Ao impor tarifas bilionárias a países aliados e tantos outros, sob a justificativa de proteger a indústria americana, Trump obrigou analistas econômicos a correrem para avaliar os impactos sobre o comércio global. O que poucos perceberam, no entanto, que o tarifaço é, ao mesmo tempo, ato econômico e performance discursiva – uma mistura de pragmatismo e show business. Em coletivas de imprensa caóticas e posts cada vez mais agressivos e convertidos em “verdades” na sua própria rede social, Trump não explica, não argumenta, não dialoga: ele faz declarações provocativas, cuidadosamente moldadas para inflamar adversários e gerar confusão cognitiva.

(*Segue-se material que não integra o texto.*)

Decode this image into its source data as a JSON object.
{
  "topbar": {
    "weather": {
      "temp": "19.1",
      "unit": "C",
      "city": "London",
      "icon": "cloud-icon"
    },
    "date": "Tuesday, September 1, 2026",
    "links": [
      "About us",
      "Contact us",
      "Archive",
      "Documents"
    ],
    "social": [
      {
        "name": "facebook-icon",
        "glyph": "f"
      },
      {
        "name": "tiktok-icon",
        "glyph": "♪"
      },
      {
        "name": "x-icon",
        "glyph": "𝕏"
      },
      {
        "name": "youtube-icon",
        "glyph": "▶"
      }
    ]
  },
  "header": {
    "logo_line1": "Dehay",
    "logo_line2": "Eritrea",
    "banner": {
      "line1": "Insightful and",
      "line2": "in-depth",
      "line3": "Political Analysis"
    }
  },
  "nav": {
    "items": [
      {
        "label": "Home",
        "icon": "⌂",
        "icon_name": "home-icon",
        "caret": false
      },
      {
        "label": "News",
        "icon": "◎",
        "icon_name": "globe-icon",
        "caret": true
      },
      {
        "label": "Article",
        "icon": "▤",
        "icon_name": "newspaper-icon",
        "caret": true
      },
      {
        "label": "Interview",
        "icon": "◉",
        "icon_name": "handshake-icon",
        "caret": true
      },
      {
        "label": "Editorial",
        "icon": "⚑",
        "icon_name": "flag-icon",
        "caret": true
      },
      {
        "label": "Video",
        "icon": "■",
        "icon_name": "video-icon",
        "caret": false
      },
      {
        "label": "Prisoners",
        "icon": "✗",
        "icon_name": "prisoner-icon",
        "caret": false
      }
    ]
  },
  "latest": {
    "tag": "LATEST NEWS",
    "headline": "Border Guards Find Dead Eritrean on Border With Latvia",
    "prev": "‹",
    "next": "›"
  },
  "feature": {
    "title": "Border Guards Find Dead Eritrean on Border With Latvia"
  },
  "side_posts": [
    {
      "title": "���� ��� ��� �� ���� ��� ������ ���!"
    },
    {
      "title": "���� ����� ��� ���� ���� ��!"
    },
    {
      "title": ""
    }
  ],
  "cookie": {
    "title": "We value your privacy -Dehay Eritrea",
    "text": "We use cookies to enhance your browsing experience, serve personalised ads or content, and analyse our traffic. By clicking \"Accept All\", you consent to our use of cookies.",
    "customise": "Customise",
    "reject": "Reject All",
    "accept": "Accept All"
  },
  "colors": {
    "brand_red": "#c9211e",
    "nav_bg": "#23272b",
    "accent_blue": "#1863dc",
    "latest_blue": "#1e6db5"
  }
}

Esse excesso de discursos, muitas vezes com palavras aparentemente desconexas, não é descuido. É método. Em meio ao sofisma, a realidade se torna volátil. O adversário — seja ele a China, os democratas ou países aliados — é reduzido a um antagonista insignificante, enquanto o público interno é mobilizado emocionalmente por palavras que procuram conquistar as mentes e corações sensibilizados. O que se vê nessa estratégia é o uso do tarifaço como arsenal de guerra e da retórica como munição de cartucheira.
A guerra cognitiva, um tipo de conflito já notório nos meios militares e de segurança, tem conquistado terreno no cotidiano ao utilizar a mente humana como campo de batalha. Nesse teatro invisível e subjetivo, o que conta não é o que é verdadeiro, mas o que se percebe como tal. Trump utiliza isso de forma perspicaz. Ao transformar anúncios econômicos em espetáculos midiáticos, ele desloca o ponto focal da análise técnica para o terreno da emoção, explorando um sentimento de indignação e de revanche contra um “globalismo danoso”.
Não se trata apenas de proteger os interesses estadunidenses, mas de dominar a narrativa de que a América em primeiro lugar é muito mais uma identidade coletiva em disputa do que uma política necessariamente protecionista. E para que essa estratégia seja eficaz, Trump fragiliza a capacidade racional e fortalece o apelo emotivo a cada frase repetida com ironia, a cada metáfora exagerada, consolidando sua imagem como o símbolo de uma cruzada contra os tecnocratas e a realidade factual. Como em toda guerra cognitiva, o objetivo não é meramente convencer, mas desestabilizar a capacidade crítica, gerando confusão e distorcendo a realidade.
Ao se posicionar antagonicamente ao espaço democrático, com falas exageradas e ausência de escuta, Trump abre caminho para o colapso do diálogo. E se o campo de batalha é a mente, nada mais estratégico do que atacá-la com excesso de palavras manipulativas. Entre tarifas e discursos, o que está em risco não é apenas a economia global, mas a própria capacidade coletiva de distinguir entre verdade e desinformação, razão e ressentimento, política e entretenimento.